Nachhaltigkeit wird im auch beim Ski- und Winterurlaub zum bestimmenden Thema. Zahlreiche Tourismusregionen unternehmen Anstrengungen um den CO2-Fußabdruck zu verringern. Daher die Anbieter der touristischen Infrastruktur in den alpinen Urlaubszielen und Wintersportorten für mehr Anpassungen an die bald häufiger erwarteten Besucher, die zukünftig im Sommer wie im Winter mit dem E-Auto anreisen. Seilbahnbetriebe rüsten - derzeit noch in Leuchtturmprojekten wie im Skigebiet Silvretta Montafon (St. Gallenkirch/Vorarlberg) oder zurückhaltend mit Ausbauoption - ihre Parkmöglichkeiten in und rund um die Talstation mit Ladestationen und Wallboxen aus.

Schnelllader an den Durchgangsstraßen und Wechselstrom-Ladesäulen im Ort verteilt sind in gut frequentierten Skidestinationen und an viel befahrenen Passstraßen in den Alpen keine Seltenheit mehr und werden zunehmend mehr genutzt. Im international renommierten St. Anton am Arlberg hat sich in kurzer Zeit bereits unübersehbar die Ladeinfrastruktur an der Arlbergpassstraße etabliert. Sicher auch eine Reaktion auf eine nennenswerte Zahl an Gästen, die mit ihren hochpreisigen E-SUVs dort zum Skilaufen anreisen.

Fazit

ADAC SE Unternehmenskommunikation Thomas Biersack

Keine Frage: Das Reisen mit dem E-Auto ist zukunftsfähig.
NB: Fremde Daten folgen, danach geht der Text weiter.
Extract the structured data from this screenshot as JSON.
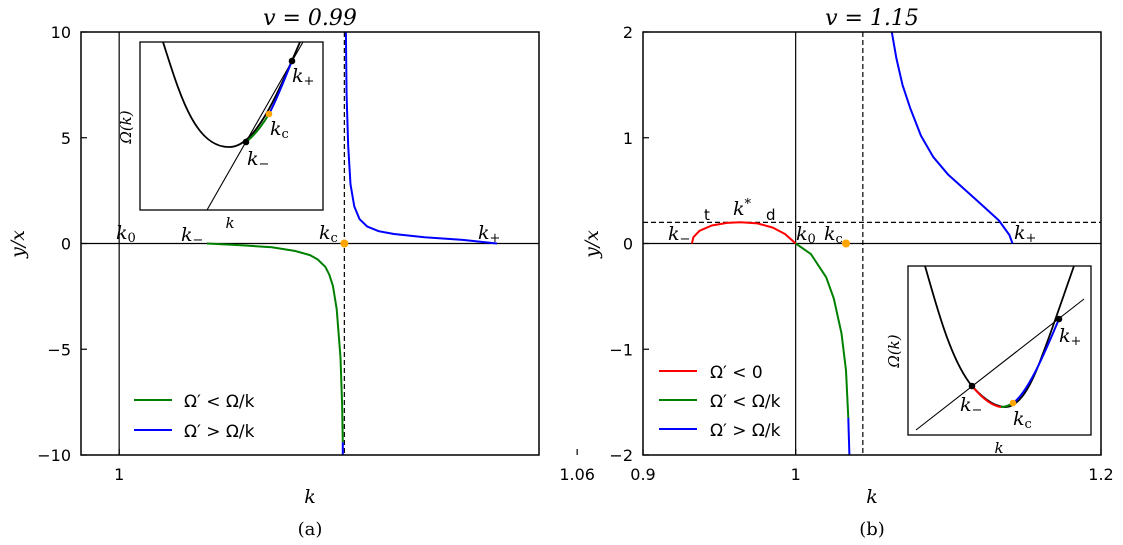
{
  "panels": [
    {
      "id": "a",
      "caption": "(a)",
      "title": "v = 0.99",
      "xlabel": "k",
      "ylabel": "y/x",
      "xticks": [
        {
          "v": 1,
          "label": "1"
        },
        {
          "v": 1.06,
          "label": "1.06"
        }
      ],
      "yticks": [
        {
          "v": -10,
          "label": "−10"
        },
        {
          "v": -5,
          "label": "−5"
        },
        {
          "v": 0,
          "label": "0"
        },
        {
          "v": 5,
          "label": "5"
        },
        {
          "v": 10,
          "label": "10"
        }
      ],
      "point_labels": [
        {
          "name": "k0",
          "text": "k",
          "sub": "0"
        },
        {
          "name": "k-minus",
          "text": "k",
          "sub": "−"
        },
        {
          "name": "kc",
          "text": "k",
          "sub": "c"
        },
        {
          "name": "k-plus",
          "text": "k",
          "sub": "+"
        }
      ],
      "legend": [
        {
          "name": "omega-prime-less-omega-over-k",
          "label": "Ω′ < Ω/k",
          "color": "#008000"
        },
        {
          "name": "omega-prime-greater-omega-over-k",
          "label": "Ω′ > Ω/k",
          "color": "#0000ff"
        }
      ],
      "inset": {
        "ylabel": "Ω(k)",
        "xlabel": "k",
        "point_labels": [
          {
            "name": "k-plus",
            "text": "k",
            "sub": "+"
          },
          {
            "name": "kc",
            "text": "k",
            "sub": "c"
          },
          {
            "name": "k-minus",
            "text": "k",
            "sub": "−"
          }
        ]
      }
    },
    {
      "id": "b",
      "caption": "(b)",
      "title": "v = 1.15",
      "xlabel": "k",
      "ylabel": "y/x",
      "xticks": [
        {
          "v": 0.9,
          "label": "0.9"
        },
        {
          "v": 1,
          "label": "1"
        },
        {
          "v": 1.2,
          "label": "1.2"
        }
      ],
      "yticks": [
        {
          "v": -2,
          "label": "−2"
        },
        {
          "v": -1,
          "label": "−1"
        },
        {
          "v": 0,
          "label": "0"
        },
        {
          "v": 1,
          "label": "1"
        },
        {
          "v": 2,
          "label": "2"
        }
      ],
      "point_labels": [
        {
          "name": "k-minus",
          "text": "k",
          "sub": "−"
        },
        {
          "name": "k-star",
          "text": "k",
          "sup": "*"
        },
        {
          "name": "k0",
          "text": "k",
          "sub": "0"
        },
        {
          "name": "kc",
          "text": "k",
          "sub": "c"
        },
        {
          "name": "k-plus",
          "text": "k",
          "sub": "+"
        }
      ],
      "small_labels": [
        {
          "name": "t-label",
          "text": "t"
        },
        {
          "name": "d-label",
          "text": "d"
        }
      ],
      "legend": [
        {
          "name": "omega-prime-less-zero",
          "label": "Ω′ < 0",
          "color": "#ff0000"
        },
        {
          "name": "omega-prime-less-omega-over-k",
          "label": "Ω′ < Ω/k",
          "color": "#008000"
        },
        {
          "name": "omega-prime-greater-omega-over-k",
          "label": "Ω′ > Ω/k",
          "color": "#0000ff"
        }
      ],
      "inset": {
        "ylabel": "Ω(k)",
        "xlabel": "k",
        "point_labels": [
          {
            "name": "k-plus",
            "text": "k",
            "sub": "+"
          },
          {
            "name": "k-minus",
            "text": "k",
            "sub": "−"
          },
          {
            "name": "kc",
            "text": "k",
            "sub": "c"
          }
        ]
      }
    }
  ],
  "chart_data": [
    {
      "type": "line",
      "panel": "a",
      "title": "v = 0.99",
      "xlabel": "k",
      "ylabel": "y/x",
      "xlim": [
        0.995,
        1.055
      ],
      "ylim": [
        -10,
        10
      ],
      "vlines": [
        {
          "x": 1.0,
          "style": "solid"
        },
        {
          "x": 1.0295,
          "style": "dashed"
        }
      ],
      "hlines": [
        {
          "y": 0,
          "style": "solid"
        }
      ],
      "markers": [
        {
          "x": 1.0295,
          "y": 0,
          "color": "#ffa500"
        }
      ],
      "series": [
        {
          "name": "Ω′ < Ω/k",
          "color": "#008000",
          "x": [
            1.0115,
            1.016,
            1.02,
            1.023,
            1.025,
            1.026,
            1.027,
            1.0275,
            1.028,
            1.0285,
            1.029,
            1.0292,
            1.0293
          ],
          "y": [
            0,
            -0.08,
            -0.18,
            -0.35,
            -0.55,
            -0.75,
            -1.1,
            -1.45,
            -2.0,
            -3.1,
            -5.4,
            -7.6,
            -9.4
          ]
        },
        {
          "name": "Ω′ > Ω/k",
          "color": "#0000ff",
          "x": [
            1.0297,
            1.0298,
            1.03,
            1.0303,
            1.0308,
            1.0315,
            1.0325,
            1.034,
            1.036,
            1.04,
            1.045,
            1.0495
          ],
          "y": [
            10,
            7.0,
            4.6,
            2.8,
            1.75,
            1.15,
            0.8,
            0.58,
            0.45,
            0.3,
            0.17,
            0
          ]
        },
        {
          "name": "Ω′ > Ω/k",
          "color": "#0000ff",
          "x": [
            1.0293,
            1.0293
          ],
          "y": [
            -9.4,
            -10
          ]
        }
      ]
    },
    {
      "type": "line",
      "panel": "b",
      "title": "v = 1.15",
      "xlabel": "k",
      "ylabel": "y/x",
      "xlim": [
        0.9,
        1.2
      ],
      "ylim": [
        -2,
        2
      ],
      "vlines": [
        {
          "x": 1.0,
          "style": "solid"
        },
        {
          "x": 1.044,
          "style": "dashed"
        }
      ],
      "hlines": [
        {
          "y": 0,
          "style": "solid"
        },
        {
          "y": 0.2,
          "style": "dashed"
        }
      ],
      "markers": [
        {
          "x": 1.033,
          "y": 0,
          "color": "#ffa500"
        }
      ],
      "series": [
        {
          "name": "Ω′ < 0",
          "color": "#ff0000",
          "x": [
            0.932,
            0.933,
            0.937,
            0.945,
            0.955,
            0.964,
            0.975,
            0.985,
            0.993,
            1.0
          ],
          "y": [
            0,
            0.06,
            0.12,
            0.17,
            0.195,
            0.2,
            0.19,
            0.15,
            0.09,
            0
          ]
        },
        {
          "name": "Ω′ < Ω/k",
          "color": "#008000",
          "x": [
            1.0,
            1.01,
            1.02,
            1.025,
            1.03,
            1.033,
            1.0345
          ],
          "y": [
            0,
            -0.1,
            -0.32,
            -0.52,
            -0.85,
            -1.2,
            -1.65
          ]
        },
        {
          "name": "Ω′ > Ω/k",
          "color": "#0000ff",
          "x": [
            1.0345,
            1.0352
          ],
          "y": [
            -1.65,
            -2
          ]
        },
        {
          "name": "Ω′ > Ω/k",
          "color": "#0000ff",
          "x": [
            1.063,
            1.066,
            1.07,
            1.075,
            1.082,
            1.09,
            1.1,
            1.11,
            1.12,
            1.133,
            1.14,
            1.142
          ],
          "y": [
            2,
            1.75,
            1.5,
            1.28,
            1.02,
            0.82,
            0.65,
            0.52,
            0.39,
            0.22,
            0.08,
            0
          ]
        }
      ]
    }
  ]
}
Urlaubs- und Transitregionen, die sich darauf einstellen, können für die Akzeptanz der Elektromobilität eine Schlüsselrolle spielen. Auch viele Hotels haben die strategische Bedeutung von Lademöglichkeiten erkannt. Während es bisher „nice to have“ war, eine Ladestation zu haben, wird es inzwischen immer mehr zum Schwachpunkt, wenn man als Hotelier keine Ladebox aufweisen kann.